Esmie and Nell have been nominated for Petition Campaign of the Year!


We are thrilled to announce that Esmie Jikiemi-Pearson and Nell Bevan have been nominated for Petition Campaign of the Year for their petition to teach Britain’s colonial past as part of the UK’s compulsory curriculum which received more than 268,000 signatures.

Currently, it is not compulsory for primary or secondary school students to be educated on Britain’s role in colonisation, or the transatlantic slave trade. We petition the government to make education on topics such as these compulsory, with the ultimate aim of a far more inclusive curriculum.

Now, more than ever, we must turn to education and history to guide us. But vital information has been withheld from the people by institutions meant to educate them. By educating on the events of the past, we can forge a better future. Colonial powers must own up to their pasts by raising awareness of the forced labour of Black people, past and present mistreatment of BAME people, and most importantly, how this contributes to the unfair systems of power at the foundation of our modern society.

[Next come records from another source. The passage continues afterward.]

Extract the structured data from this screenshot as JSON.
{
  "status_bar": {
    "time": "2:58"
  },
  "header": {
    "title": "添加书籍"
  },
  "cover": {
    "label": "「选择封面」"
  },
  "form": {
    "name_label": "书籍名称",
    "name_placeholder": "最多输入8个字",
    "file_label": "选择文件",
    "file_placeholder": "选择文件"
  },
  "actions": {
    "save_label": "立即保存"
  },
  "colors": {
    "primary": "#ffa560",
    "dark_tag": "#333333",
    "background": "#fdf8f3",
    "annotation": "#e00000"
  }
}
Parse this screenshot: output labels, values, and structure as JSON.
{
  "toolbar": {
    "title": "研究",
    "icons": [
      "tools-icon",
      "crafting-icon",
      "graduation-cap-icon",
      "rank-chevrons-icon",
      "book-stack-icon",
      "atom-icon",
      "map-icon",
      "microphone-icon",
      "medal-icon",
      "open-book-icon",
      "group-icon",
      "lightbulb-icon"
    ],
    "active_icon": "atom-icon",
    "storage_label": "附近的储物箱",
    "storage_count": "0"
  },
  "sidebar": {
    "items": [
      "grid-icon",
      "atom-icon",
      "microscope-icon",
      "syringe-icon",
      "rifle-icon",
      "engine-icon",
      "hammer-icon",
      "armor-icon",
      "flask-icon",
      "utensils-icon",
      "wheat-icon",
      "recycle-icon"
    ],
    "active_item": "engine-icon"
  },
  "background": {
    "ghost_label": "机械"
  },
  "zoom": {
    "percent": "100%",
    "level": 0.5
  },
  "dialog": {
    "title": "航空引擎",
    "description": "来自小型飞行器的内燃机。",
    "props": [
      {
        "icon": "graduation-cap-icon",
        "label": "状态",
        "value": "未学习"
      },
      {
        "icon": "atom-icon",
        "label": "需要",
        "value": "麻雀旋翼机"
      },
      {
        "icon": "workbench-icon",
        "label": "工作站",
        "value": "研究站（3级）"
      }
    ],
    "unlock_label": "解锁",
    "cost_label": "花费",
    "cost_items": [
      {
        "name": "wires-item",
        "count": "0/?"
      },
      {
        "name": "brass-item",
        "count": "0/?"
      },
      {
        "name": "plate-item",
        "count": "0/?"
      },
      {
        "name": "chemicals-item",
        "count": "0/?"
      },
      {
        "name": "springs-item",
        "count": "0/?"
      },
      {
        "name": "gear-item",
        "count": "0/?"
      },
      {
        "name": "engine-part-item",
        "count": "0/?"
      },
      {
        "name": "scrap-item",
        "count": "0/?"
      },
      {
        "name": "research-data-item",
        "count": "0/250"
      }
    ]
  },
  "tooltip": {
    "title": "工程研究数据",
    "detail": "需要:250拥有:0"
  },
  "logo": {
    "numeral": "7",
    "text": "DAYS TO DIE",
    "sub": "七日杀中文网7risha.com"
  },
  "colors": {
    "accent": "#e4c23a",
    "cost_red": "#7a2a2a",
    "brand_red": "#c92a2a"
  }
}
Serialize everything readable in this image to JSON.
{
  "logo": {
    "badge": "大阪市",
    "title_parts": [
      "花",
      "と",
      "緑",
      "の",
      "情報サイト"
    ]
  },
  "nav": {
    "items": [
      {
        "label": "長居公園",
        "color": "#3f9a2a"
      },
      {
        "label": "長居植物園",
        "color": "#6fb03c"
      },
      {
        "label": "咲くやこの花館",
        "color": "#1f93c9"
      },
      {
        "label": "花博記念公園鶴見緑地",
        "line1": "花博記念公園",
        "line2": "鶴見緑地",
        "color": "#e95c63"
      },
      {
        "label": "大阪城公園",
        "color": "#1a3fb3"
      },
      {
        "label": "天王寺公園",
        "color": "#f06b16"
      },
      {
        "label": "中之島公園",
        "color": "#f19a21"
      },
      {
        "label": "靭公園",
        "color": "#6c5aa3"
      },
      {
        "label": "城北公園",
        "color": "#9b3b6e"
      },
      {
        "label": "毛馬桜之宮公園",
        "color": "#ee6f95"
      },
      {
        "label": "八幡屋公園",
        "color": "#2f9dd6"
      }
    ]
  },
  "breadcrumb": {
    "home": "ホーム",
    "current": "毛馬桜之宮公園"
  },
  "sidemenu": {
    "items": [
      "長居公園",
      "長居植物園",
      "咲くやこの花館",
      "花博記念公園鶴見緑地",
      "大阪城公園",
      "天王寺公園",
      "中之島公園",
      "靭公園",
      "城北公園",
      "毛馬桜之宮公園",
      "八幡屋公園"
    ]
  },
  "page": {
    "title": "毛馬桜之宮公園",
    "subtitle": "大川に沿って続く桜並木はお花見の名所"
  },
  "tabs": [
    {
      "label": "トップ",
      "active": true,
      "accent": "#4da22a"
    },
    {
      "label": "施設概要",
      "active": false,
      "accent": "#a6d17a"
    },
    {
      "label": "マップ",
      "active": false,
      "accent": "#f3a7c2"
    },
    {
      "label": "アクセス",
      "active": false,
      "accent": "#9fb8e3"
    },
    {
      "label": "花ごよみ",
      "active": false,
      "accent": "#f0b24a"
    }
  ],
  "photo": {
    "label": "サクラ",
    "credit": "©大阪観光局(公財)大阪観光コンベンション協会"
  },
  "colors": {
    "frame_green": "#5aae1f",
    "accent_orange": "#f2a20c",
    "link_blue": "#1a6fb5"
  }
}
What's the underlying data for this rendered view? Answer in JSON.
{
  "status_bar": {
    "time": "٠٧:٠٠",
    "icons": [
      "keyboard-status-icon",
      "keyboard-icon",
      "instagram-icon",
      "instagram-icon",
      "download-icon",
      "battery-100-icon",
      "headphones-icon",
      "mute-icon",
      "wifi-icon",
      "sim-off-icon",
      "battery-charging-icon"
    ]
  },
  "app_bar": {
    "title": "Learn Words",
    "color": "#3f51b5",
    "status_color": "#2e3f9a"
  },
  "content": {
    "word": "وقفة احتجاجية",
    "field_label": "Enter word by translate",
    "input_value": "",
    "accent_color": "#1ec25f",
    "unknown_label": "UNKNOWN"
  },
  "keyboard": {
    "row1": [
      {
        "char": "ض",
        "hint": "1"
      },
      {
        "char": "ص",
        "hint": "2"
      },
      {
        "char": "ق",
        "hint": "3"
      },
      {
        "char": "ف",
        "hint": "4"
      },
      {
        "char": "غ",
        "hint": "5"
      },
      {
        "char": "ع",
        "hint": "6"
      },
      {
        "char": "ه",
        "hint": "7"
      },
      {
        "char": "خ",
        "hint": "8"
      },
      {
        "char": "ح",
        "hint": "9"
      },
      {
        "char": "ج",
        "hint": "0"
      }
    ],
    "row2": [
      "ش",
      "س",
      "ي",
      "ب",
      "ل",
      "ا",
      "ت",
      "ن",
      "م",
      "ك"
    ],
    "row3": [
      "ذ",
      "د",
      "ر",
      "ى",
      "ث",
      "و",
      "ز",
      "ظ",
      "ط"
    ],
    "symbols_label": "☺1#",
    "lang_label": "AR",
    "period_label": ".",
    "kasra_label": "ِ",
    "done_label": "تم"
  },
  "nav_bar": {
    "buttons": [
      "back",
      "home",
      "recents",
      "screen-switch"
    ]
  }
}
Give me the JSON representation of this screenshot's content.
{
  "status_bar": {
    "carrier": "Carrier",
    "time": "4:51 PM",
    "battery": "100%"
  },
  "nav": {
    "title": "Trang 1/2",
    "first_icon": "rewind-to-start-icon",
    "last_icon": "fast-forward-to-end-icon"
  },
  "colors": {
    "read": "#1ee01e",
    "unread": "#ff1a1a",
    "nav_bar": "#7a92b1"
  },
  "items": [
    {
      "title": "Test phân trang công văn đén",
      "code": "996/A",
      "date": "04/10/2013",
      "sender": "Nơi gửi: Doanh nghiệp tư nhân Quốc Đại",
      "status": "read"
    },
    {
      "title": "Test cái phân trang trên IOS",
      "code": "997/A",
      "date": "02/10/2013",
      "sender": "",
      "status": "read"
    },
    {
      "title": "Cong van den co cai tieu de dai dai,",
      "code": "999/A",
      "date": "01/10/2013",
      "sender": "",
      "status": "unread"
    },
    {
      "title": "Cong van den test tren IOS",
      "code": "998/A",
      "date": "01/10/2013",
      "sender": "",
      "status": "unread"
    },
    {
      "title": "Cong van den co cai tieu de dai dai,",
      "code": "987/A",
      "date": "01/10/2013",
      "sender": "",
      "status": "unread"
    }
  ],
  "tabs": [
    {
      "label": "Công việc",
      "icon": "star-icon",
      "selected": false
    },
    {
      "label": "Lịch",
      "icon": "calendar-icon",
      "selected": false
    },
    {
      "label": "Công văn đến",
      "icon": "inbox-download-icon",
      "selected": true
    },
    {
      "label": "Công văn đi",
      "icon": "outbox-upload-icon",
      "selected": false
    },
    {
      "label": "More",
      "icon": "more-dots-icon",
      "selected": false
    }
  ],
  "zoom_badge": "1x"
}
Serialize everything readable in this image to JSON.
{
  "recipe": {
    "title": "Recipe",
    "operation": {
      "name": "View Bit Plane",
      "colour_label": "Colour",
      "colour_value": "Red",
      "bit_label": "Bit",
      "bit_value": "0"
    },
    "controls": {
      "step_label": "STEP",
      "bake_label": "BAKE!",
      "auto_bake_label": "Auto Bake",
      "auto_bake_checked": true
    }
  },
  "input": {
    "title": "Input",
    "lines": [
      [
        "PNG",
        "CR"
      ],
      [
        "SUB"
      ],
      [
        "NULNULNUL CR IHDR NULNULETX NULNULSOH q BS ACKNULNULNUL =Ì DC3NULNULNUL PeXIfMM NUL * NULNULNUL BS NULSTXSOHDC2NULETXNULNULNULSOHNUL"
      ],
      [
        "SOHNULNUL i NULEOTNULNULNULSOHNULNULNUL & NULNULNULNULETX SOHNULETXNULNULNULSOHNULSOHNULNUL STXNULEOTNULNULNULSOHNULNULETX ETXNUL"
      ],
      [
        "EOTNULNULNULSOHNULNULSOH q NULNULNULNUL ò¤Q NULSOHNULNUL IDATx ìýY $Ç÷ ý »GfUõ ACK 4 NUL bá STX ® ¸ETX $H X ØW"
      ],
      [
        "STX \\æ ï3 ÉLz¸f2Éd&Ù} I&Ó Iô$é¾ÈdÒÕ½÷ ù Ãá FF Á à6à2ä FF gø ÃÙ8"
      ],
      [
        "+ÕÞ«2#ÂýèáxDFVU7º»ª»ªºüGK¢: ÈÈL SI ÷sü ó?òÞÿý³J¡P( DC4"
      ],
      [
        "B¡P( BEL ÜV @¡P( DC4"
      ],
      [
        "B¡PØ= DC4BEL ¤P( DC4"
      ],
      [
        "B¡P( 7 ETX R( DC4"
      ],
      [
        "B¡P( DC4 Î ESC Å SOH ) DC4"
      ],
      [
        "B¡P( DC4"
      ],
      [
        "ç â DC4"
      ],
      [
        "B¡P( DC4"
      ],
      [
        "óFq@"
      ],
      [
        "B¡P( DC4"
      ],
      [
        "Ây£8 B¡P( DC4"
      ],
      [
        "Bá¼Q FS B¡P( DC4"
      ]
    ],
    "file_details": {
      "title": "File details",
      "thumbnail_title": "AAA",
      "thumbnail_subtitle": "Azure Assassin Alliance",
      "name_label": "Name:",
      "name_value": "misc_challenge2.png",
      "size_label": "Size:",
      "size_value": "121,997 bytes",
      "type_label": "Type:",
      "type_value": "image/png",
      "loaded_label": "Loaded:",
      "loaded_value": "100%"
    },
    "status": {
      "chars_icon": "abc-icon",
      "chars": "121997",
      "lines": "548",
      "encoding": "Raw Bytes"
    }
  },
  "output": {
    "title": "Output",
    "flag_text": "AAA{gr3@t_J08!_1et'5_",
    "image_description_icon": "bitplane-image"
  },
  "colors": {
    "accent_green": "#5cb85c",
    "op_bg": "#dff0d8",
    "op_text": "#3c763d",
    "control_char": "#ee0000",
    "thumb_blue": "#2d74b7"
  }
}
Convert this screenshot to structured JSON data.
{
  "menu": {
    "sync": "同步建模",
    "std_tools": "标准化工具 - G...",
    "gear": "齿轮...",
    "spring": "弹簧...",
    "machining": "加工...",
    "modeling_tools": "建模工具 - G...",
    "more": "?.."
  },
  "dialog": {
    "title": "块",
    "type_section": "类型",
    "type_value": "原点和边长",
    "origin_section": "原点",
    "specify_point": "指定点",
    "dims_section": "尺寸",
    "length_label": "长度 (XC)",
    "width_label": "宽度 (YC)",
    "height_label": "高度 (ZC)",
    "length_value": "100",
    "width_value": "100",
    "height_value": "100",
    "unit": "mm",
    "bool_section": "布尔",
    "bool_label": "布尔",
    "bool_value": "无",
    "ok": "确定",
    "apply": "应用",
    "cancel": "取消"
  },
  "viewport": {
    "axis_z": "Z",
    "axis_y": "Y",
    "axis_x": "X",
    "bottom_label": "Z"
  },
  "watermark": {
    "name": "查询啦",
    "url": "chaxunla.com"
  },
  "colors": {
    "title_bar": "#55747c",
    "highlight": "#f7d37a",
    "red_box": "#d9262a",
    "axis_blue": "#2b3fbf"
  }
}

In addition to this, Esmie and Nell have been featured in The Guardian as hundred of schools in England sign up for an anti-racism curriculum!

Among those who gave evidence to MPs were the university students Esmie Jikiemi-Pearson and Nell Bevan, whose survey of 56,000 current and former pupils and teachers found significant gaps in the British history syllabus.

More than 86% of respondents said they learned about the Tudors, while 72% were taught about the Battle of Hastings and the Great Fire of London. But just under 37% learned about the transatlantic slave trade, less than 10% about the role of slavery in the British Industrial Revolution and less than 8% about the British colonisation of Africa.

Jikiemi-Pearson, who studied history A-level, said: “No link was made between the long-lasting effects of colonialism and why some countries are still really struggling to find their feet again. It emphasised the divide between me and my white peers,” she said.